Fig 1: Octree storing free (shaded white), occupied (shaded black) and unexplored (dots) cells -
Probabilistic Sensor Fusion Model
\[P(n\|z_{1:t}) = \left[1 + \frac{1-P(n\|z_t)}{P(n\|z_t)} \frac{1-P(n\|z_{1:t-1})}{P(n\|z_{1:t-1})} \frac{P(n)}{1-P(n)} \right]^{-1}\]
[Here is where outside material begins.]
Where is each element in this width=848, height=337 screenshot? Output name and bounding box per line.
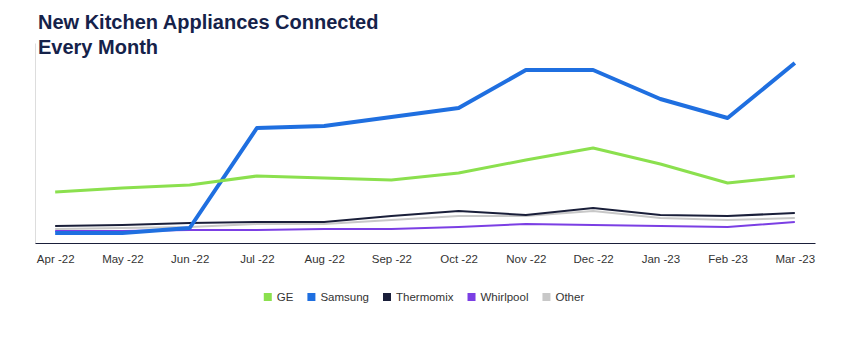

$P(n|z_{1:t})$ represents the probability of leaf node $n$ to be occupied given sensor measurements $z_{1:t}$We introduce the log-odds notation and assume a uniform prior $P(n) = 0.5$
\[L(n) = log\left(\frac{P(n)}{1-P(n)}\right)\]This allows us to simplify the update equation as follows
\[L(n\|z_{1:t}) = L(n\|z_{1:t-1}) + L(n\|z_{t})\] -
Clamping the Update Policy This enables the map to adapt to dynamic changes in the environment.
\[L(n\|z_{1:t}) = max( min(L(n\|z_{1:t-1})+L(n\|z_t), l_{max}), l_{min})\] -
Tree pruning
If all the children of an inner node of the octree are known to be have the same occupancy probability, the children are pruned. This is lossless as the parent still contains the occupancy probability value. Tree pruning carried out recursively drastically reduces memory utilisation and speeds up map updates.